I couldn't for the life of me tell you why I became fat-accepting that question only makes sense within the construct of 'obesity', which I've no time for. People are obsessed with their Holmesian search for the original culprit, it's more projected fiction because I couldn't tell you any why for sure. Nor do I know why that's supposed to matter.
Like 'obesity' construct in general, its largely irrelevant.
I can't even tell
you for sure when I became fat. Others assert they cannot grasp why fat
people don't notice pound upon pound building like brick upon brick of a
wall. I started to think of dieting at 7. I was not what you'd call
fat, but I certainly felt like I wasn't thin either. That feeling was relative to my experience of my size up to then.
Was it then? No.
When
I was 11, I imposed a rigid diet plan proper-as opposed to "watching what I
ate". Was it then? In the sense that I felt in the intervening years I'd
reached a point where I had to go total wl diet. So I became fat at 11? So
when was the actual moment? Was I fat at 10? Nope.

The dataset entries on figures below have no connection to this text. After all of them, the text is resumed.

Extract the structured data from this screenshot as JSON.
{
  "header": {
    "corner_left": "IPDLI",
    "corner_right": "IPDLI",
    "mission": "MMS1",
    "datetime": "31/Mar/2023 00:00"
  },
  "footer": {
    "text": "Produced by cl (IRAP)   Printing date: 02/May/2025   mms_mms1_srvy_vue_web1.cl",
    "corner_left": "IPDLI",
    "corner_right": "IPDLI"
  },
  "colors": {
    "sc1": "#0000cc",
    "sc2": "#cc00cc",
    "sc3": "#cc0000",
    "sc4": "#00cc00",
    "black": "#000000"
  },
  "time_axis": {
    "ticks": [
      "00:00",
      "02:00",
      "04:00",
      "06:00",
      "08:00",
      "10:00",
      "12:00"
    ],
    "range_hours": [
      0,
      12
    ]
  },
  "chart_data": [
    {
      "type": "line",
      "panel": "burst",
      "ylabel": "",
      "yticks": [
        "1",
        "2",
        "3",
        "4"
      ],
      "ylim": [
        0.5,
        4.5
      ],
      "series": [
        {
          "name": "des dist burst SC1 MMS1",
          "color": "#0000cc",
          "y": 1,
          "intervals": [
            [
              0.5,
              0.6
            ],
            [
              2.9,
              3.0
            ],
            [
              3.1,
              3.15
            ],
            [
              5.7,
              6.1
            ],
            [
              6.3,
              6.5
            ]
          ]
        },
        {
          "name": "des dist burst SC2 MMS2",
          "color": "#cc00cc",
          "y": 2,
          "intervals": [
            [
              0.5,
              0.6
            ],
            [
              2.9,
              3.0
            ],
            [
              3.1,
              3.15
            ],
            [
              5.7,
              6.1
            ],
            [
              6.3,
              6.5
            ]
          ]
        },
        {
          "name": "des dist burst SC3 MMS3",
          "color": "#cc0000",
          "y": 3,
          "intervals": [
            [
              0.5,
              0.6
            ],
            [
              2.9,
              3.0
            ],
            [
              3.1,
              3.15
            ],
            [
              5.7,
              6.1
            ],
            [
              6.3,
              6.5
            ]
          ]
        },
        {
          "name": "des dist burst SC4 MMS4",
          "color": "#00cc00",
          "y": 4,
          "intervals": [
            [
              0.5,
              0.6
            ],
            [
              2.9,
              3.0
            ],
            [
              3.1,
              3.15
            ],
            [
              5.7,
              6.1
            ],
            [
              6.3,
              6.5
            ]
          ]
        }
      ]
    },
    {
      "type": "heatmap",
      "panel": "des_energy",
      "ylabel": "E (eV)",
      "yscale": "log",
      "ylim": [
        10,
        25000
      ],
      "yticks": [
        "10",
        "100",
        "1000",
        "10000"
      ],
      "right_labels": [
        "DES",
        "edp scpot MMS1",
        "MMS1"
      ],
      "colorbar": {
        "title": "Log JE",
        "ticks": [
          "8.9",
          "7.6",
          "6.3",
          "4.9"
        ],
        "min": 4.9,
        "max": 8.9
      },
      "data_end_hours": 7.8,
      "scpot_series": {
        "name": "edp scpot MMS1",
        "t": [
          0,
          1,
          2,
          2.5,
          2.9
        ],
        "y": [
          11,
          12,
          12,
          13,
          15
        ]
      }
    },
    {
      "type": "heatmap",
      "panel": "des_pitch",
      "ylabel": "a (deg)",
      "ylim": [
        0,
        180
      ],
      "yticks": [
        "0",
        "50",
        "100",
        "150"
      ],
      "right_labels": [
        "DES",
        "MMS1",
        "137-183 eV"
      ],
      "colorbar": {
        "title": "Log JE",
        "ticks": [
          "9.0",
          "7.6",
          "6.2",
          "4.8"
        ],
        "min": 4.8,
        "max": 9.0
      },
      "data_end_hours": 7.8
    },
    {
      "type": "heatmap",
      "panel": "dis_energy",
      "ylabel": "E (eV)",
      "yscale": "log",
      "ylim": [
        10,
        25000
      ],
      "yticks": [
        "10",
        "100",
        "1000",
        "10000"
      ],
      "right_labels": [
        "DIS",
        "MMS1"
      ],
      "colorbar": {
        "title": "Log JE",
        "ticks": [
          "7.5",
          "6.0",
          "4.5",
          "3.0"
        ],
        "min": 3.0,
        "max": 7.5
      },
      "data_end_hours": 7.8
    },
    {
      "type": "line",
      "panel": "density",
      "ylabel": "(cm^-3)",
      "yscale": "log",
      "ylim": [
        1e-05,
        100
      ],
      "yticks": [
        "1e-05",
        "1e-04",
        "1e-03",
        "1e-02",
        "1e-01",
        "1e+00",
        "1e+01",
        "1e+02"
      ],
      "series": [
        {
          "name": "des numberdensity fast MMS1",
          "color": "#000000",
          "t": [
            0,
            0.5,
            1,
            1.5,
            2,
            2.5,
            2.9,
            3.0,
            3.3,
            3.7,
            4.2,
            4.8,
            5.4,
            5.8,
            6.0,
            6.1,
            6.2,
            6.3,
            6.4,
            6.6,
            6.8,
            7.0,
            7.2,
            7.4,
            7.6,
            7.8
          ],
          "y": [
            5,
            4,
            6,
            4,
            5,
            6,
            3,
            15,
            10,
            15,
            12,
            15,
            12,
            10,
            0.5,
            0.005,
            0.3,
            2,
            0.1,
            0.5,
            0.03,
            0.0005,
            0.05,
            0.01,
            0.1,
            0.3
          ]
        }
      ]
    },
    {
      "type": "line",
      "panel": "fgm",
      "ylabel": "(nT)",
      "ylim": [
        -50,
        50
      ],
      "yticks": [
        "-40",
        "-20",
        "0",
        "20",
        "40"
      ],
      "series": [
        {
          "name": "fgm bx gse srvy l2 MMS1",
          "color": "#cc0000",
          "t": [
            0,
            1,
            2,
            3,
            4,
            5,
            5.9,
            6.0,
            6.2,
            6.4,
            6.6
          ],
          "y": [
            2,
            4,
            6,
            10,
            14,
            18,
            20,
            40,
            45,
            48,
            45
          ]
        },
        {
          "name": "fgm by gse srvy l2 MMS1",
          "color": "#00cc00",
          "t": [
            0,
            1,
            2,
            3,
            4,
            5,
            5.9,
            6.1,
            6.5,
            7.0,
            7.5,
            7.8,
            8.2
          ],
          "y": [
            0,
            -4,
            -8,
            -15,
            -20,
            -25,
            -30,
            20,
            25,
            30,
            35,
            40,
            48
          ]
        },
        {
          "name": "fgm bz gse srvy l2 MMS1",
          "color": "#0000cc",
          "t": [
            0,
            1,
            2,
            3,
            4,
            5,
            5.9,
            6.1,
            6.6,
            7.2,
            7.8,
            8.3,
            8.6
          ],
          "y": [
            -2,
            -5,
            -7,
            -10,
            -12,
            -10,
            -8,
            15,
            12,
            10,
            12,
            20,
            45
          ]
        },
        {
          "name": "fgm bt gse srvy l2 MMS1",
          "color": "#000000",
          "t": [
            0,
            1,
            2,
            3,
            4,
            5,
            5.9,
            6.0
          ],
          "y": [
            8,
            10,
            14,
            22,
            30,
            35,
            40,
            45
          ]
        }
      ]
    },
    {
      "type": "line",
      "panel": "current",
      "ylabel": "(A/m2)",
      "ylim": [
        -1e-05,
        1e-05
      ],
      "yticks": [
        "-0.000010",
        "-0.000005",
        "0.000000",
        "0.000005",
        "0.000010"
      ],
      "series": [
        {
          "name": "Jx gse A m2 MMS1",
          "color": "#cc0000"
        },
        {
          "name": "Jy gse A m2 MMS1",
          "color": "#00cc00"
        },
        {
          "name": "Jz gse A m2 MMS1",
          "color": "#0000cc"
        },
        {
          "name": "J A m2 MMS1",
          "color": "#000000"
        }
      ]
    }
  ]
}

Somewhere between then and 11, I felt I became fat enough. I crossed a line, when was the moment though, when was the day? Why had I not noticed?
I had, but I was concerned about stunting my growth-seriously. So I concentrated on avoidance. For all I know, that saved me from even greater metabolic mayhem.
I'm
not simply extrapolating from my own experience, I doubt becoming fat is a
gradual day by day process for many-though those who fatten in adulthood may have a different experience. Either way, its more about the nature of your function. Its the moment when the
arrangement of that, the posture of your function gets to a certain configuration.
What is day by day is the time for it to play out, from that moment. At times that process is elongated or condensed, often varying within the same person.